Selon les premiers éléments de l'enquête, il n'existait aucun antagonisme entre la jeune fille et l'auteur présumé du tir mortel, originaire de Denain (Nord), qui a déjà été condamné à de la prison en 2006 et 2007 pour vol aggravé, extorsion par violence, violation de domicile et transport prohibé d'arme de 6e catégorie.

On lui demande de cesser ses tirs

Samedi matin, un cortège parti de Douchy-lès-Mines, doit se rendre au domicile de la mariée à Marly, commune jouxtant Valenciennes. Sur la route, Fahicel L. (27 ans) exhibe à plusieurs reprises une arme dans une voiture. Arrivé dans l'agglomération de Valenciennes, il tire en l'air "une dizaine de reprises", semble-t-il pour "participer à l'ambiance", a déclaré François Pérain, procureur de Valenciennes.

Le fiancé, présent dans le cortège de voitures, lui demande d'arrêter de tirer, tout comme le conducteur, 26 ans, "meilleur ami" du futur marié selon lui, qui avait accepté de prendre Fahicel L. comme passager bien qu'il n'était pas invité à la noce. Arrivé à proximité du domicile de la mariée, l'homme tire à nouveau, avec son fusil semi-automatique Browning de calibre 12, tuant une jeune femme âgée d'une vingtaine d'années invitée à un autre mariage d'un jeune couple originaire de Marly.

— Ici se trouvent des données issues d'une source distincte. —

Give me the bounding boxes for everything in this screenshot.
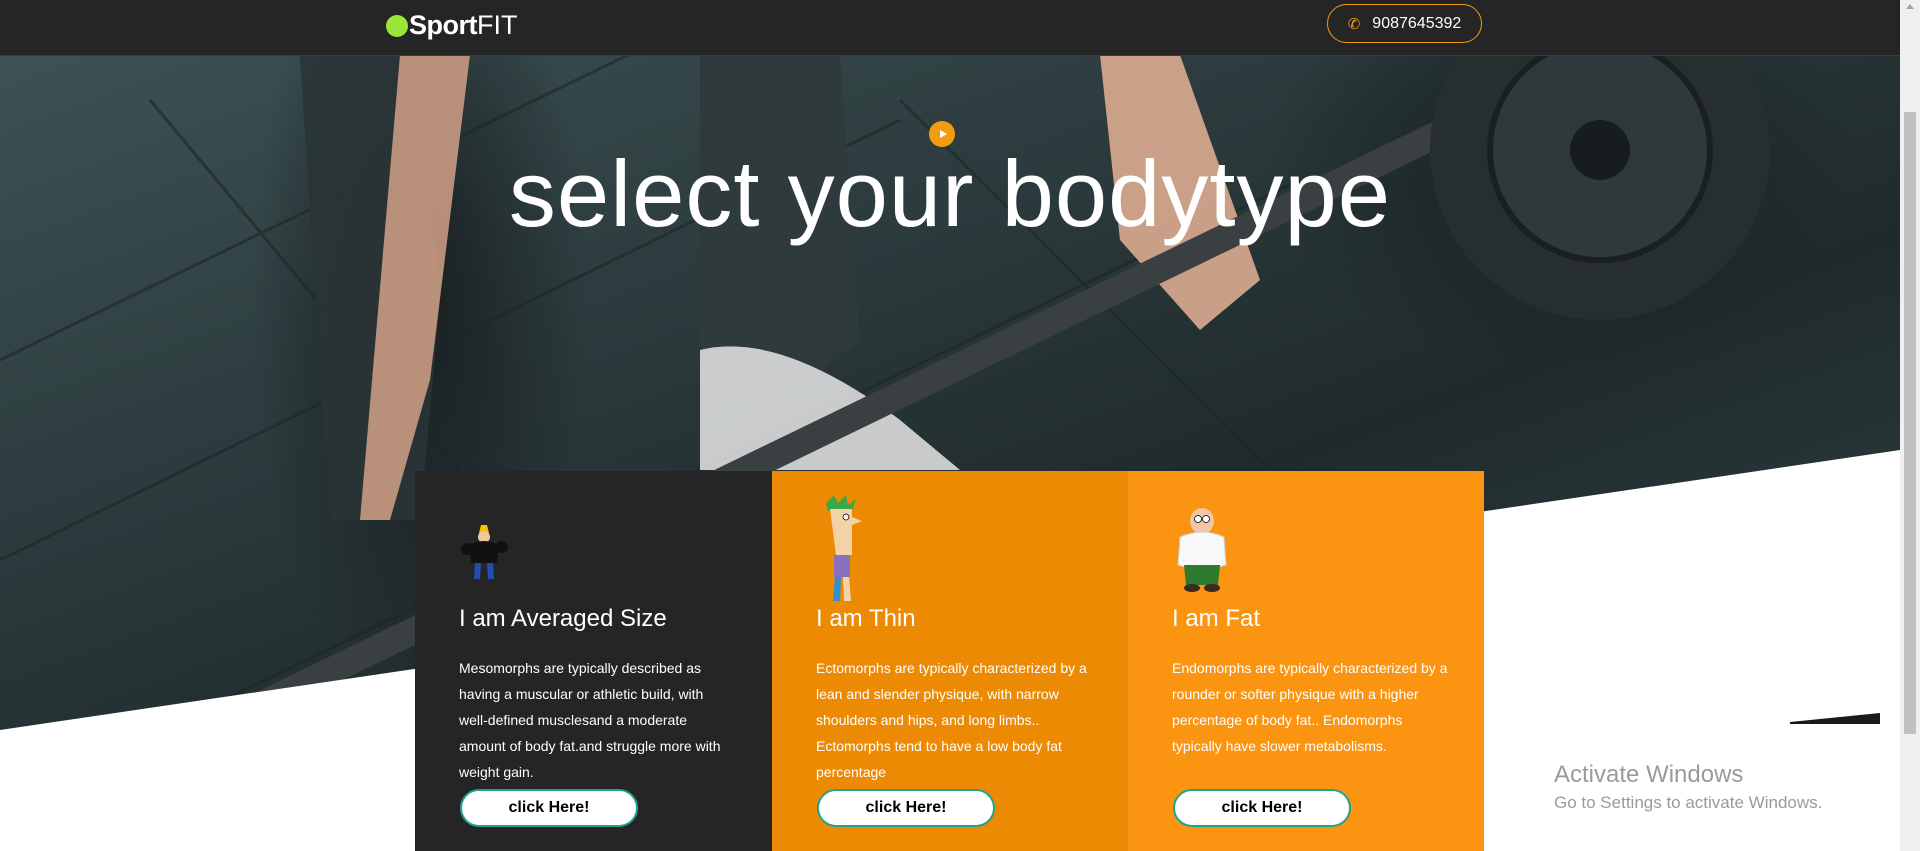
bodytype-cards: I am Averaged Size Mesomorphs are typica… xyxy=(415,471,1484,851)
bodytype-card-average: I am Averaged Size Mesomorphs are typica… xyxy=(415,471,772,851)
phone-button[interactable]: ✆ 9087645392 xyxy=(1327,4,1482,43)
scroll-up-arrow-icon[interactable] xyxy=(1906,4,1914,9)
logo-text-bold: Sport xyxy=(409,10,478,40)
card-title: I am Averaged Size xyxy=(459,605,667,632)
scrollbar-thumb[interactable] xyxy=(1904,112,1916,734)
logo-text-light: FIT xyxy=(477,10,518,40)
select-fat-button[interactable]: click Here! xyxy=(1173,789,1351,827)
phone-icon: ✆ xyxy=(1347,15,1361,33)
site-logo[interactable]: Sport FIT xyxy=(386,10,518,41)
card-description: Endomorphs are typically characterized b… xyxy=(1172,660,1448,754)
vertical-scrollbar[interactable] xyxy=(1900,0,1920,851)
muscular-cartoon-avatar xyxy=(461,525,508,579)
select-thin-button[interactable]: click Here! xyxy=(817,789,995,827)
top-navigation-bar: Sport FIT ✆ 9087645392 xyxy=(0,0,1900,56)
bodytype-card-thin: I am Thin Ectomorphs are typically chara… xyxy=(772,471,1128,851)
phone-number: 9087645392 xyxy=(1372,14,1462,32)
card-title: I am Thin xyxy=(816,605,916,632)
bodytype-card-fat: I am Fat Endomorphs are typically charac… xyxy=(1128,471,1484,851)
page-title: select your bodytype xyxy=(508,141,1392,246)
logo-dot-icon xyxy=(386,14,408,37)
watermark-line-2: Go to Settings to activate Windows. xyxy=(1554,793,1823,812)
thin-cartoon-avatar xyxy=(826,495,862,601)
watermark-line-1: Activate Windows xyxy=(1554,761,1744,788)
card-description: Mesomorphs are typically described as ha… xyxy=(459,660,721,780)
activate-windows-watermark: Activate Windows Go to Settings to activ… xyxy=(1554,761,1822,813)
select-average-button[interactable]: click Here! xyxy=(460,789,638,827)
card-description: Ectomorphs are typically characterized b… xyxy=(816,660,1087,780)
card-title: I am Fat xyxy=(1172,605,1261,632)
fat-cartoon-avatar xyxy=(1177,508,1227,592)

La direction exacte du canon

"Il reste à déterminer la direction exacte du canon au moment du tir qui selon les constatations de l'expert balistique est bien volontaire, a expliqué François Pérain. Nous voudrions déterminer si le canon était bien dirigé vers la victime ou tout au moins vers l'habitation devant laquelle se trouvait la victime au moment du tir".

Cet élément "devrait permettre d'orienter l'affaire soit vers une qualification d'homicide involontaire, soit vers une qualification criminelle de coups mortels". Le tireur a dit aux policiers que le coup était parti "pour une raison inexpliquée alors qu'il n'avait pas touché la queue de la détente".